Energy-Aware Reinforcement Learning for Robotic Manipulation of Articulated Components in Infrastructure Operation and Maintenance

arXiv cs.RO / 3/25/2026

💬 OpinionIdeas & Deep AnalysisModels & Research

Key Points

  • The paper proposes an articulation-agnostic, energy-aware reinforcement learning framework for robots performing O&M tasks on diverse articulated infrastructure components such as doors, drawers, and valves.
  • It uses part-guided 3D perception with weighted point sampling and PointNet-based encoding to build a compact geometric representation that generalizes across heterogeneous articulated objects.
  • Manipulation is formulated as a constrained Markov Decision Process where actuation energy is explicitly included and regulated using a Lagrangian-based constrained Soft Actor-Critic training approach.
  • Experiments on representative infrastructure O&M tasks report 16–30% lower energy consumption, 16–32% fewer steps to success, and consistently high success rates, suggesting improved scalability for long-term deployment.
  • Overall, the work addresses a key limitation in prior approaches that typically ignore explicit energy constraints in multi-objective articulated manipulation for real O&M use cases.

Abstract

With the growth of intelligent civil infrastructure and smart cities, operation and maintenance (O&M) increasingly requires safe, efficient, and energy-conscious robotic manipulation of articulated components, including access doors, service drawers, and pipeline valves. However, existing robotic approaches either focus primarily on grasping or target object-specific articulated manipulation, and they rarely incorporate explicit actuation energy into multi-objective optimisation, which limits their scalability and suitability for long-term deployment in real O&M settings. Therefore, this paper proposes an articulation-agnostic and energy-aware reinforcement learning framework for robotic manipulation in intelligent infrastructure O&M. The method combines part-guided 3D perception, weighted point sampling, and PointNet-based encoding to obtain a compact geometric representation that generalises across heterogeneous articulated objects.
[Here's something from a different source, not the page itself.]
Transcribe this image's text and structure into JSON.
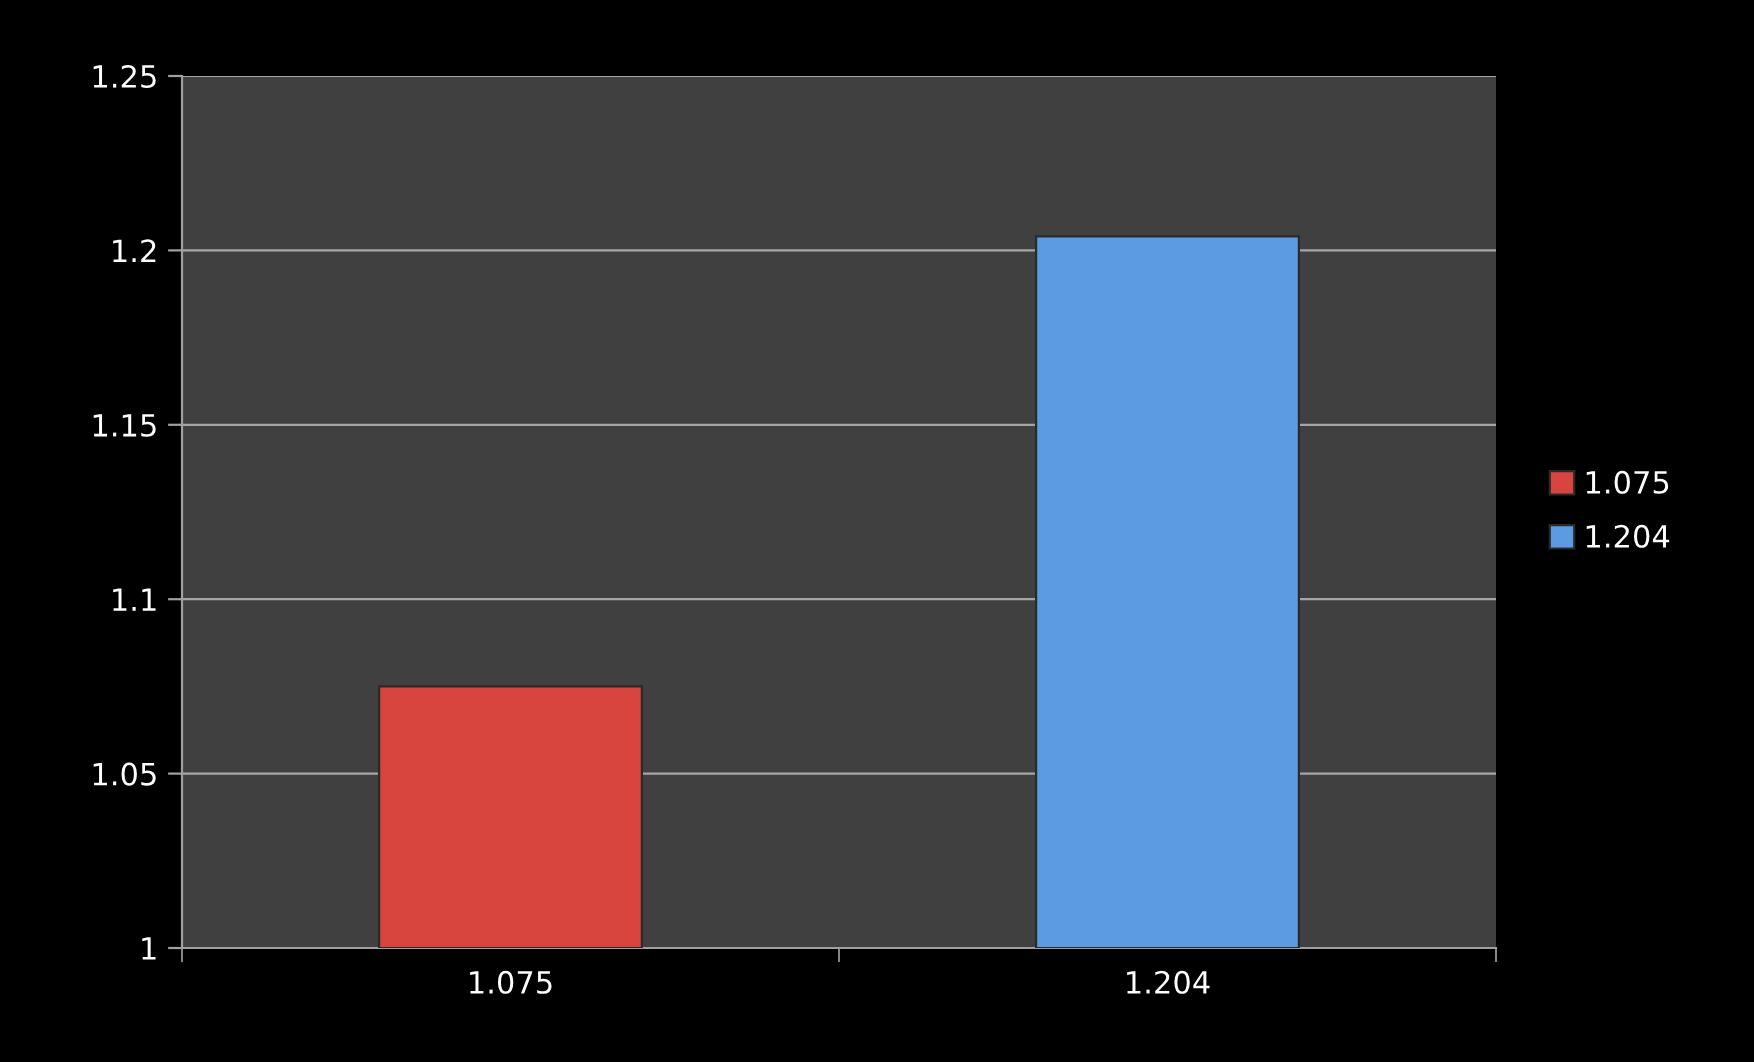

Manipulation is formulated as a Constrained Markov Decision Process (CMDP), in which actuation energy is explicitly modelled and regulated via a Lagrangian-based constrained Soft Actor-Critic scheme. The policy is trained end-to-end under this CMDP formulation, enabling effective articulated-object operation while satisfying a long-horizon energy budget. Experiments on representative O&M tasks demonstrate 16%-30% reductions in energy consumption, 16%-32% fewer steps to success, and consistently high success rates, indicating a scalable and sustainable solution for infrastructure O&M manipulation.